Even better, the entire purpose of their intellectual exercise boils down to discarding the inconvenience of pre-lytic CT so that alteplase can be delivered pre-hospital.  Yes, rather than clinically correlating the presentation with maximal vascular and perfusion information to consider the safest, most potentially effective (if any) reperfusion therapy – these authors are promoting administration of a $6000 medication in a pre-hospital setting with a paucity of diagnostic expertise or technology available.

Good plan.

“And why not thrombolysis in the ambulance (at least for some)?”
http://www.neurology.org/content/early/2016/06/15/WNL.0000000000002835.short

5 thoughts on “You Can’t Spell “Insanity” Without tPA”

  1. If it doesn't cause bleeding OUTSIDE of the vascular system, then we shouldn't expect it to cause bleeding INSIDE of the system (i.e. revascularization).

  2. If I have a stroke on duty and I can't kick the syringe out of the resident's hand, just give me the tPA, then do the CT. If it shows blood, give me another dose of tPA.

  3. Perhaps you never read a pre-tPA NCCT personally, otherwise you would have known that cerebral microbleeds cannot be diagnosed by NCCT (only by MRI), so your point is nonsensical: NCCT makes no difference as regards the detection of cerebral microbleeds.

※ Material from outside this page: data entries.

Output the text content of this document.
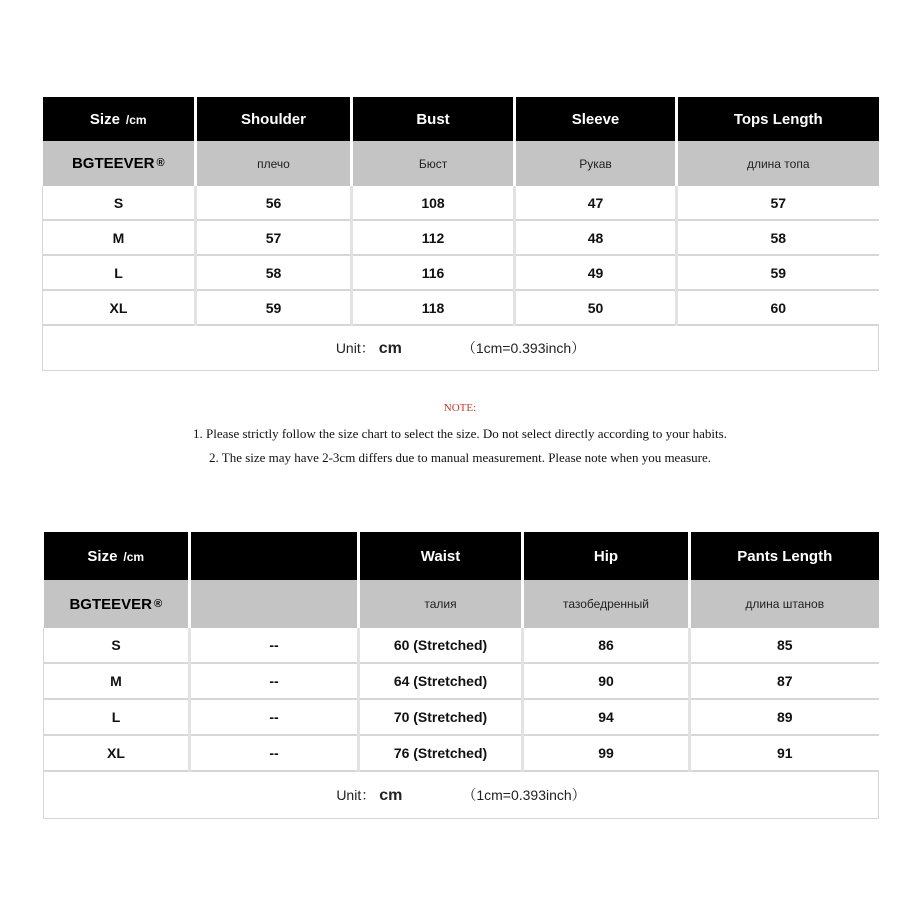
Size /cm	Shoulder	Bust	Sleeve	Tops Length
BGTEEVER ®	плечо	Бюст	Рукав	длина топа
S	56	108	47	57
M	57	112	48	58
L	58	116	49	59
XL	59	118	50	60
Unit： cm （1cm=0.393inch）				
NOTE:
1. Please strictly follow the size chart to select the size. Do not select directly according to your habits.
2. The size may have 2-3cm differs due to manual measurement. Please note when you measure.
Size /cm		Waist	Hip	Pants Length
BGTEEVER ®		талия	тазобедренный	длина штанов
S	--	60 (Stretched)	86	85
M	--	64 (Stretched)	90	87
L	--	70 (Stretched)	94	89
XL	--	76 (Stretched)	99	91
Unit： cm （1cm=0.393inch）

    1. Ah – I’m not advocating for using the NCCT to rule-out CMB; in this article, the authors discuss the relevance of CMB in predicting sICH, and I believe they are off target.

      This is the assertion with which I take issue:
      “Of note, recent studies of alteplase-associated symptomatic ICH in stroke patients with previous microbleeds, i.e., patients with compromised small vessels who had already experienced cerebral bleeding, found either no increased risk of symptomatic ICH or an increased risk that does not necessarily preclude an overall benefit from alteplase.
      To summarize, we cannot argue with confidence that alteplase administration to patients with ICH is harmful, neither can we say it is safe.”

      I believe the evidence is rather clear that CMB prognosticate a higher risk of sICH. These authors are trying to justify the potential safety of giving alteplase to ICH, which I find nonsensical.